Figurines from Mexico watch over Lea Ramsdell’s office.

Three Mexican figurines

Lea Ramsdell is so well traveled in Spanish-speaking Latin America that it’s easier for her to list the countries she hasn’t yet visited: Costa Rica, Nicaragua, Uruguay, Paraguay and Venezuela. Ramsdell is a professor of Spanish with an intense wanderlust, and the bookshelves in her office are filled with musical instruments (she teaches a class on Latino cultural identity through music) and cultural keepsakes that she buys on her adventures. She picked up these figurines at a market in Mexico City in 2005, when she led a TU Study Abroad trip there. Day of the Dead is a Mexican holiday that’s celebrated on November 1 and 2, when art like this is displayed on altars and in windows throughout the country. “It’s a time to remember the dead, but it’s also a time to realize your mortality and not be afraid of it,” Ramsdell says. “It’s also a time to make social commentary.

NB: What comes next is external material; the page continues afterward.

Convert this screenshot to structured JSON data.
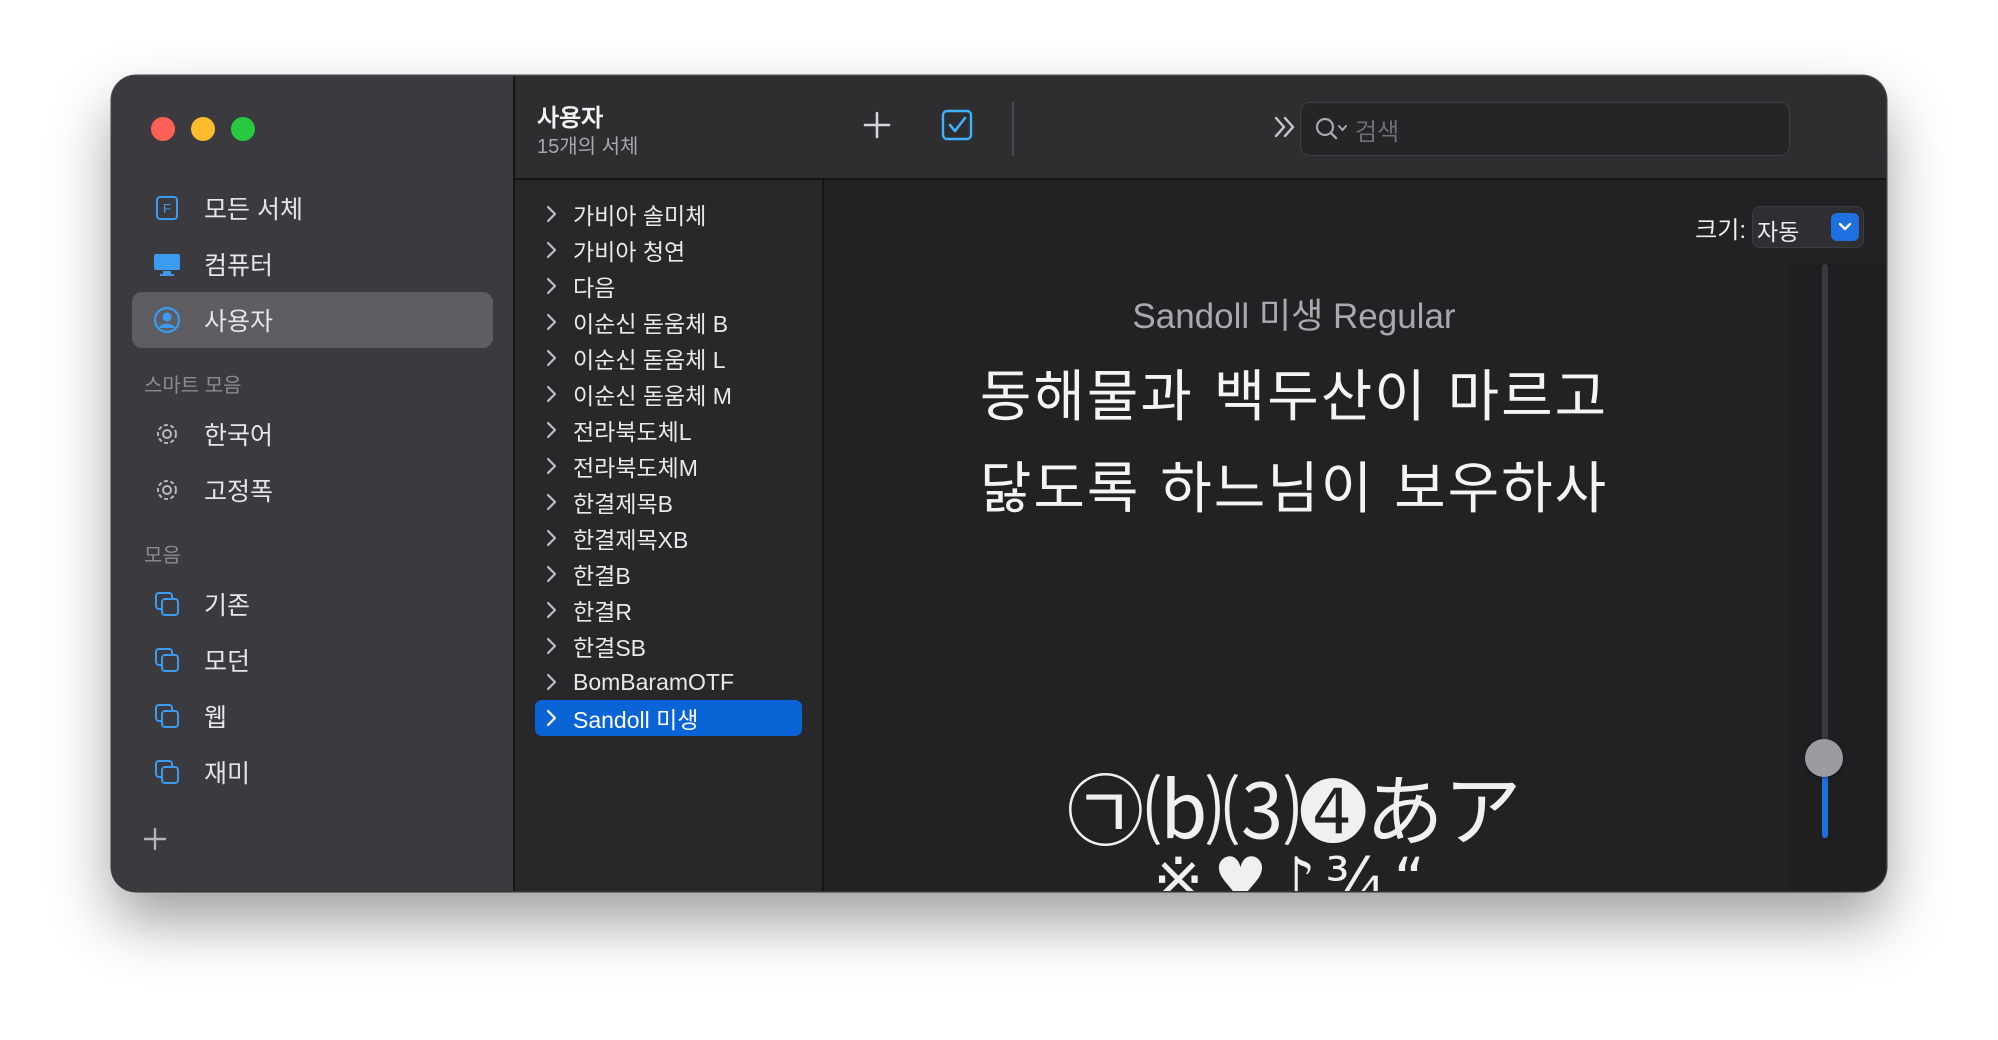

In a way they’re making fun of people in high society. They’re very dressed up and elegant, but they’re skeletons. She looks like she thinks she’s really something, but she’s still mortal after all.” The design of the female skeleton’s dress conjures nationalistic images, Ramsdell says. Both the Mexican flag and the dress feature a green, white and red color scheme and include an image of a cactus with an eagle perched atop it eating a serpent. “That was the signal for the Aztecs, who were a nomadic tribe at one point,” she says. “They were to search for this cactus with an eagle on top of it eating a serpent and build their homeland there.” The figures are made of papier-mâché, so they’re extremely light. Ramsdell thinks she bought them for $15 or $20—pricey by Mexican standards at the time. “I find it fascinating to go to different cultures and see the kinds of things that are important to the people there,” she says. “Popular culture appeals to me. I studied literature and civilization, and I love that, but something about the common person and what they find important, I’m really drawn to that. That’s exactly what this is about. These are an expression of the common person, not necessarily a trained professional artist. This wouldn’t be considered high art, but that’s exactly why I like it.”